Storyline causes 'Iron Man 3' to fall short of hype
Almost rookie director Shane Black ("Kiss Kiss Bang Bang") is not at fault if some viewers are not happy with "Iron Man 3." The big problem, at least for me, was that the story just was not that good.
It was as though the powers that be have a great franchise, with a fantastic star, a female lead who is almost perfect for her role and a fan base which includes a couple of generations of comic book fans, as well as fans of action movies, but after spending millions of dollars pumping up the public for a new Iron Man movie, they couldn't find a good script.
They couldn't very well let all of the effort go to waste, so they picked the best of the bad scripts (it sounds like "Argo" dialogue, doesn't it?), and ran with it.
While Robert Downey Jr. ("Sherlock Holmes," "Tropic Thunder") turns in another good performance as Tony Stark, it still lacked a little enthusiasm; perhaps he, too, is getting a little tired of the role and wants to move on.
Actress Gwyneth Paltrow ("Shakespeare in Love," "Country Strong") as Pepper Potts, once again, has the same problem as last time, playing a girl who is too smart, too confident, too together to be a Nell Fenwick to Stark's Dudley Do-Right.
Don Cheadle ("Ocean's Eleven," "Hotel Rwanda") again comes on board as Col.
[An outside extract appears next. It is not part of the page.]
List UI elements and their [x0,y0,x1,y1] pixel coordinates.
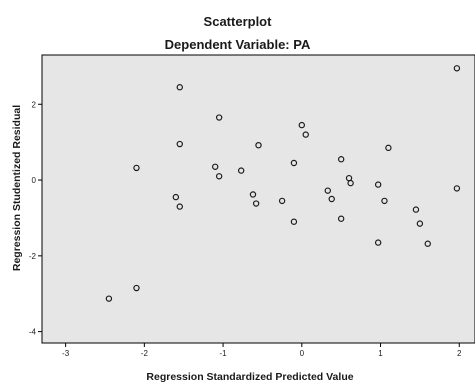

James Rhodes, and does so well in starring roles; I wish he would stop showing up in these secondary pieces.
Guy Pearce ("L.A. Confidential," "The King's Speech," "Memento") as Aldrich Killian, plays a pretty decent villain, although plain Jane bad guys in superhero movies tend to turn me off. His on-again/off-again morphing into LavaMan was not fascinating enough for me, and seemed a bit boring.
Ben Kingsley ("Gandhi," "Schindler's List"), on the other hand, as The Mandarin, was a delight. His quirky rendition of Ringo Starr, brought back fond memories of the Beatles drummer portraying a version of himself in the 1968 sleeper hit, "Candy."
This movie was good, but nowhere near as good as the first one, and only marginally better (maybe) than "Iron Man 2." They really did need a better storyline.
Repeating variations of things like the multiple Iron Men, and a serious lack of spark between the two stars (even though the chemistry is definitely there), is an injustice to the movie going public.
The final battle scene was too lacking in close up combat and had more of the same Fourth of July fireworks feel with the aerial fighting, just like in the second movie.
Another problem was that almost all of the action was crammed into two huge "Sock! Pow! Bam!" segments, and the rest of the overly long movie seemed a little too slow.
This movie was good, but deserved to be better. It was as though instead of saving the world, he saved St. Albans. For a superhero like Iron Man, the story should have had a more exciting, more original script. Tony Stark's red and gold armor deserved better.